There are 4 comments at the moment, we would love to hear your opinion too.

  1. banning cold calling will not stop the scams at all, all it will do is put legitimate businesses that are doing great work for clients out of business.
    stop the scams from being administered which i dont think is that hard to do.
    maybe charge people fro the fraud they are committing and not just banning them from giving financial advice.

  2. i think its time money marketing did a article on the benefits of calling consumers about pensions rather than this one sided, brand anyone who calls on pensions as a scam company.
    1-10 transfers is a scam, what about the other 9, where did these transfers initially come from, as i reckon quite a few would of originated from a so called cold call

  3. @ James – I’d question the validity of any cold call – where has the data come from to call that person and are the callers checking TPS etc etc.

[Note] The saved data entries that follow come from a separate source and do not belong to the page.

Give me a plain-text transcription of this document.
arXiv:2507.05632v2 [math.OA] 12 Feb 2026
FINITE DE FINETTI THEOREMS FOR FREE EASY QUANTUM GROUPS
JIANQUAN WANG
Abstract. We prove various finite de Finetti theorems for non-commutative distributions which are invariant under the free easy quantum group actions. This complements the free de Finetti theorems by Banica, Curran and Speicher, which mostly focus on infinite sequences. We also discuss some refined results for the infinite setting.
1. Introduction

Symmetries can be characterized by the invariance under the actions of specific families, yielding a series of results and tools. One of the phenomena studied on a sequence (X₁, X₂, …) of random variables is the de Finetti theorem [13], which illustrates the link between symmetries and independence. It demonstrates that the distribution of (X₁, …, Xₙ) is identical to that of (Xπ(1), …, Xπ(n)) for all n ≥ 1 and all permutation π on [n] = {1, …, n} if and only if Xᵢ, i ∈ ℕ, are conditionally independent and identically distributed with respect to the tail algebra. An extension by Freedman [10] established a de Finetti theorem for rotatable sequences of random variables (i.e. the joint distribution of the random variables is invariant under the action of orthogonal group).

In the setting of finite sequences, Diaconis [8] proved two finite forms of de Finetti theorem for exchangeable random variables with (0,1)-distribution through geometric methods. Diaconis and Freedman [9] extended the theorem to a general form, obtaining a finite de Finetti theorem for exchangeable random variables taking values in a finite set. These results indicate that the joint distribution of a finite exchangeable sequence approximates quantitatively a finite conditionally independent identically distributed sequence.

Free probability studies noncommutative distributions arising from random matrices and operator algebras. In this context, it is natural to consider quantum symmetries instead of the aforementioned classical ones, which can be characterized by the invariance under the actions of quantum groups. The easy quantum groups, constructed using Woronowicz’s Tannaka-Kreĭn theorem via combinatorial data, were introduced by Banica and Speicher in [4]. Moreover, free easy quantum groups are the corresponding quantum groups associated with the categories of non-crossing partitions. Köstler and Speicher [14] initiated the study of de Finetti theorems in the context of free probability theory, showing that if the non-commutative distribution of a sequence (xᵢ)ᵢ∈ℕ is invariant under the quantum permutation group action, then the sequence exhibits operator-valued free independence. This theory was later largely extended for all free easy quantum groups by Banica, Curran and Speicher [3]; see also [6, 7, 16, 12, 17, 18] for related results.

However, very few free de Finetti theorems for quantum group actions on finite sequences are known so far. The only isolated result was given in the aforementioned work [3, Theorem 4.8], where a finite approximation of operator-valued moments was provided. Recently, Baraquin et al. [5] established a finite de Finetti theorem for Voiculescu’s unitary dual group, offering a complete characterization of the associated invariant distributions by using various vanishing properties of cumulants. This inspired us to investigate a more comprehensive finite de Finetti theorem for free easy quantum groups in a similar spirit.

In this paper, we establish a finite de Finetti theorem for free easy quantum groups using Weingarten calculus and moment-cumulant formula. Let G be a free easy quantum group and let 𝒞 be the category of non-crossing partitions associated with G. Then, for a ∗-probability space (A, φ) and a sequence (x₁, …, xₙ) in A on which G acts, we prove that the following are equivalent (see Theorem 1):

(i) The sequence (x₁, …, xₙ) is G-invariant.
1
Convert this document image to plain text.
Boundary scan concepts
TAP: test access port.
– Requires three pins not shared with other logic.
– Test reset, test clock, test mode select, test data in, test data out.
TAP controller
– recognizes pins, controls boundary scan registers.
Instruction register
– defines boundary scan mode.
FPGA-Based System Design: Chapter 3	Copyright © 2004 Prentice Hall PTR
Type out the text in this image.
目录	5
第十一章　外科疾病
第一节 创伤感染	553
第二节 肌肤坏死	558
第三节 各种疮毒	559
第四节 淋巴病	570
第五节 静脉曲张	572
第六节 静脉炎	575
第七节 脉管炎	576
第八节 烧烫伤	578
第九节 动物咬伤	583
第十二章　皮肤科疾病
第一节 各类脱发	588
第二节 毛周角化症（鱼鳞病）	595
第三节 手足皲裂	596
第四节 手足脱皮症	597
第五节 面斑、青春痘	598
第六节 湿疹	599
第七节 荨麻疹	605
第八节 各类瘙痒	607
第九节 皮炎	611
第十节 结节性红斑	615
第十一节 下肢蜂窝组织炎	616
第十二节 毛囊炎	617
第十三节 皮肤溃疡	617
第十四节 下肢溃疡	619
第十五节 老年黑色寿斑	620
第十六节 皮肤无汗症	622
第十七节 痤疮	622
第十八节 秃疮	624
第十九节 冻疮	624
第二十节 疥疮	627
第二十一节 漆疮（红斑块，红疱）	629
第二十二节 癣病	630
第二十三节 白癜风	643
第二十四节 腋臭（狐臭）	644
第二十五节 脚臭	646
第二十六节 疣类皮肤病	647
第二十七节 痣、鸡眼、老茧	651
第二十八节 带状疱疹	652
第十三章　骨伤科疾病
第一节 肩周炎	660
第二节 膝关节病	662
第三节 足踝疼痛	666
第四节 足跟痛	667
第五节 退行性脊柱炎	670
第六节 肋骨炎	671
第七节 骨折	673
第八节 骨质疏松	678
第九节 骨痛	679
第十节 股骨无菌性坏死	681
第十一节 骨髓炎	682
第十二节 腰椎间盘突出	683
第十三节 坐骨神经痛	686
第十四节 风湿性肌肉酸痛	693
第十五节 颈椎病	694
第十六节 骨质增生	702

    Should people sat at home really be cold called about their financial arrangements???? I’d suggest that cold calls are mostly not in the clients best interest – in fact, all cold calls about pensions I’ve every received were scams. The evidence being:

    Call 1. was offering to give me a 15% ‘kick back’ of cash from my pension
    Call 2. the opening line was ‘is it fair to say you’d be happy with a guaranteed 8% per annum return on your pension’
    Call 3. “hello, I’m ringing from the Governments pension review team”

    Incidentally I’m registered with the TPS!

    These reflect the fact that not only is top down regulation is needed but also a bottom up awareness campaign. Consumers don’t understand the regulatory protection regulated advice and regulated products give them – leaving them oblivious to the risks of transferring their pension to a non-regulated investment by a non regulated sales person.

    • Well we have obviously never called you then.
      All data is tps checked. We never say any of the above but offer a good genuine service to people who generally would not seek advice. But do still need advice.
      Most of our customers had told us that if we never called them. They would never have looked into there pension and would of stayed in there under performing pensions.

      We have over 1000 happy clients that have been generated by so called cold calls who are in a much better place now then they would have been.
      Now being looked after as they should.